- Reign: 929 – 921 BC
- Predecessor: Baal-Eser I (Beleazarus I, Ba‘l-mazzer I) 946 – 930 BC
- Successor: Astartus (‘Ashtart) 920 – 901 BC
- Born: 950 BC Tyre, presumed
- Died: 921 or 920 BC
- Dynasty: Dynasty of Abibaal and Hiram I
- Father: Baal-Eser I (Beleazarus I, Ba‘l-mazzer I)
- Mother: unknown

= Abdastartus =

Abdastartus (Phoenician: 𐤏𐤁𐤃𐤏𐤔𐤕𐤓𐤕 ’bd’štrt, possibly pronounced akin to ’Abd-’Ashtart) was a king of Tyre, son of Baal-Eser I (Beleazarus) and grandson of Hiram I. The only information available about Abdastartus comes from the following citation of the Phoenician author Menander of Ephesus, in Josephus's Against Apion i.18:
Upon the death of Hirom, Beleazarus his son took the kingdom; he lived forty-three years, and reigned seven years: after him succeeded his son Abdastartus; he lived twenty-nine years, and reigned nine years. Now four sons of his nurse plotted against him and slew him.

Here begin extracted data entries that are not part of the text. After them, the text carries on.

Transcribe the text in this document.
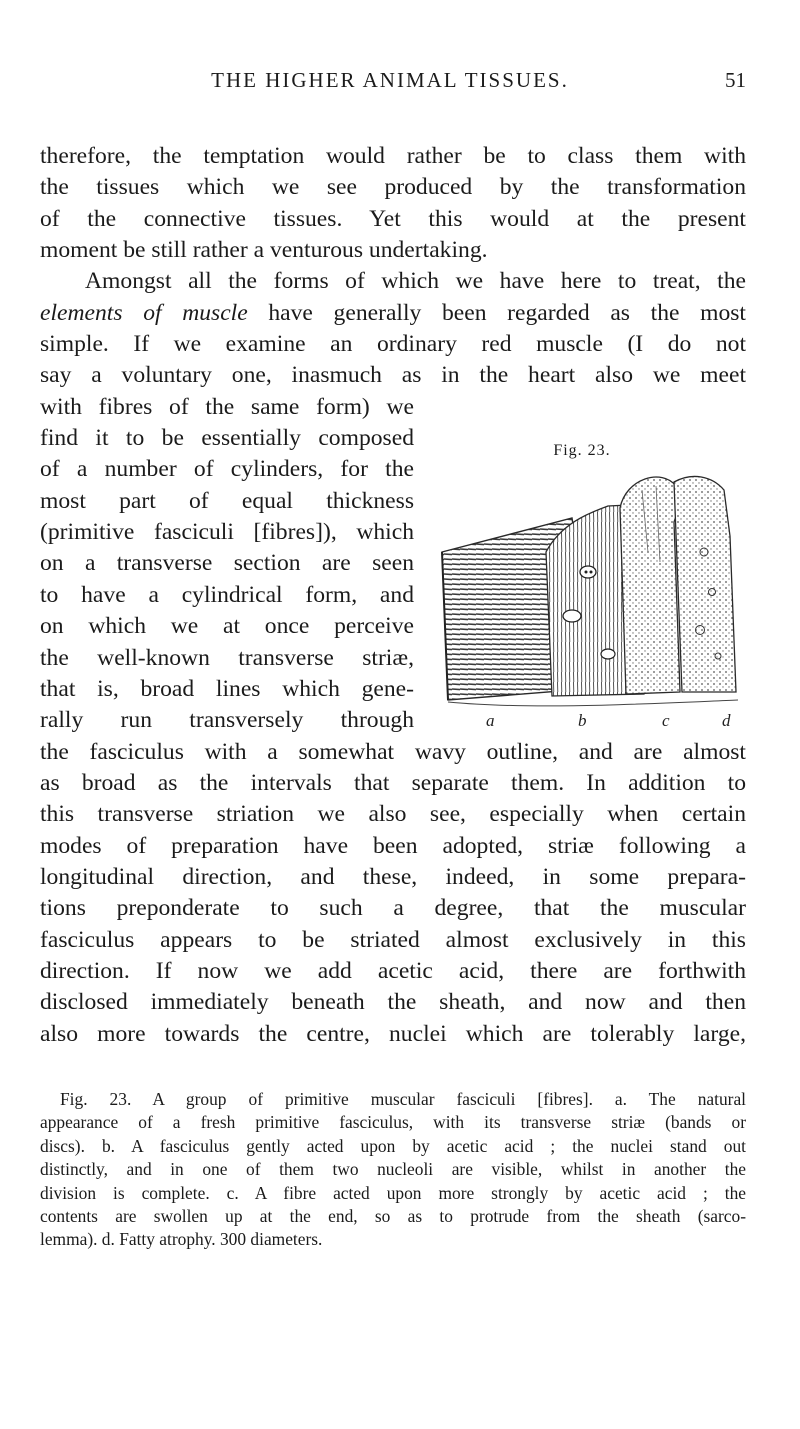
THE HIGHER ANIMAL TISSUES.	51
therefore, the temptation would rather be to class them with
the tissues which we see produced by the transformation
of the connective tissues. Yet this would at the present
moment be still rather a venturous undertaking.
Amongst all the forms of which we have here to treat, the
elements of muscle have generally been regarded as the most
simple. If we examine an ordinary red muscle (I do not
say a voluntary one, inasmuch as in the heart also we meet
with fibres of the same form) we
find it to be essentially composed
of a number of cylinders, for the
most part of equal thickness
(primitive fasciculi [fibres]), which
on a transverse section are seen
to have a cylindrical form, and
on which we at once perceive
the well-known transverse striæ,
that is, broad lines which gene-
rally run transversely through
the fasciculus with a somewhat wavy outline, and are almost
as broad as the intervals that separate them. In addition to
this transverse striation we also see, especially when certain
modes of preparation have been adopted, striæ following a
longitudinal direction, and these, indeed, in some prepara-
tions preponderate to such a degree, that the muscular
fasciculus appears to be striated almost exclusively in this
direction. If now we add acetic acid, there are forthwith
disclosed immediately beneath the sheath, and now and then
also more towards the centre, nuclei which are tolerably large,
Fig. 23.
a	b	c	d
Fig. 23. A group of primitive muscular fasciculi [fibres]. a. The natural
appearance of a fresh primitive fasciculus, with its transverse striæ (bands or
discs). b. A fasciculus gently acted upon by acetic acid ; the nuclei stand out
distinctly, and in one of them two nucleoli are visible, whilst in another the
division is complete. c. A fibre acted upon more strongly by acetic acid ; the
contents are swollen up at the end, so as to protrude from the sheath (sarco-
lemma). d. Fatty atrophy. 300 diameters.
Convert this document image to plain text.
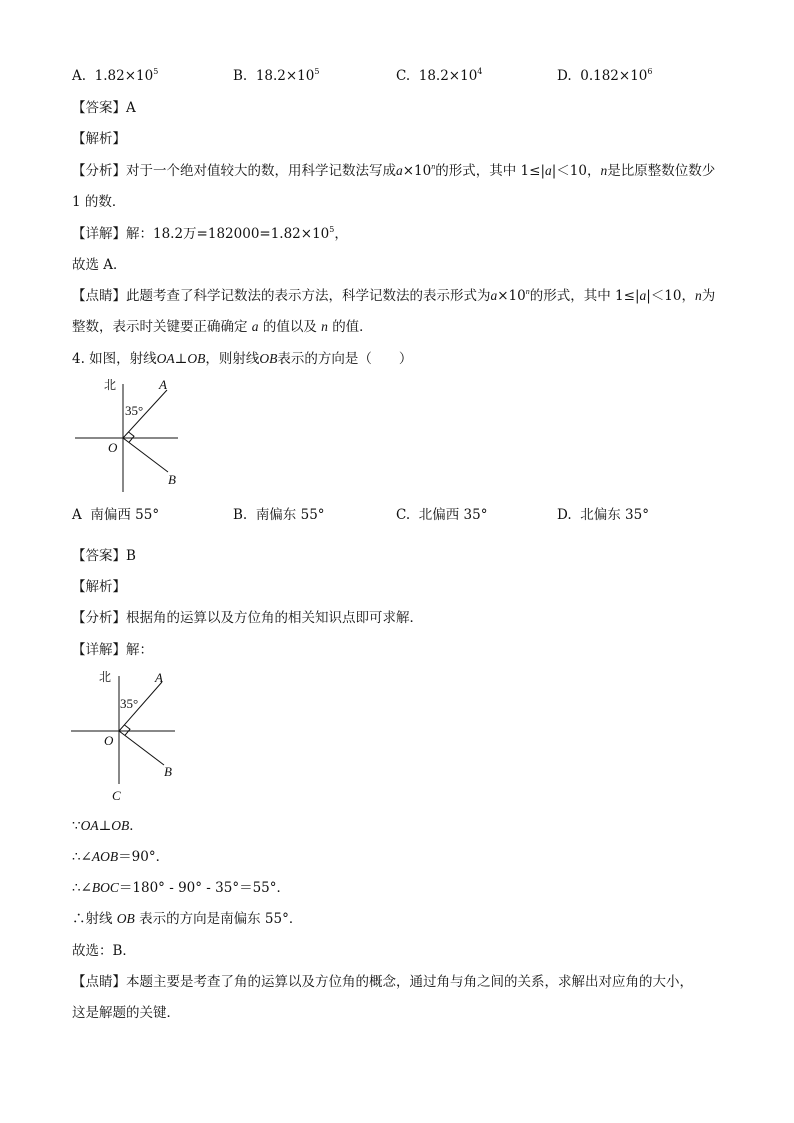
A. $1.82\times 10^5$	B. $18.2\times 10^5$	C. $18.2\times 10^4$	D. $0.182\times 10^6$
【答案】A
【解析】
【分析】对于一个绝对值较大的数，用科学记数法写成$a\times 10^n$的形式，其中 1≤|a|＜10，n是比原整数位数少
1 的数．
【详解】解：18.2万$=182000=1.82\times 10^5$，
故选 A．
【点睛】此题考查了科学记数法的表示方法，科学记数法的表示形式为$a\times 10^n$的形式，其中 1≤|a|＜10，n为
整数，表示时关键要正确确定 a 的值以及 n 的值．
4. 如图，射线OA⊥OB，则射线OB表示的方向是（　　）
北	A
35°
O
B
A 南偏西 55°	B. 南偏东 55°	C. 北偏西 35°	D. 北偏东 35°
【答案】B
【解析】
【分析】根据角的运算以及方位角的相关知识点即可求解．
【详解】解：
北	A
35°
O
B
C
∵OA⊥OB．
∴∠AOB＝90°．
∴∠BOC＝180° - 90° - 35°＝55°．
∴射线 OB 表示的方向是南偏东 55°．
故选：B．
【点睛】本题主要是考查了角的运算以及方位角的概念，通过角与角之间的关系，求解出对应角的大小，
这是解题的关键．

Therefore, according to Menander/Josephus, Abdastartus began to reign seven years after the death of his grandfather, Hiram I. The dating of Hiram and the following kings is based on the studies of J. Liver, J. M. Peñuela, F. M. Cross, and William H. Barnes, all of whom build on the inscriptional evidence of a synchronism between Baal-Eser II and Shalmaneser III in 841 BC. Earlier studies that did not take this inscriptional evidence into consideration will have differing dates for the kings of Tyre.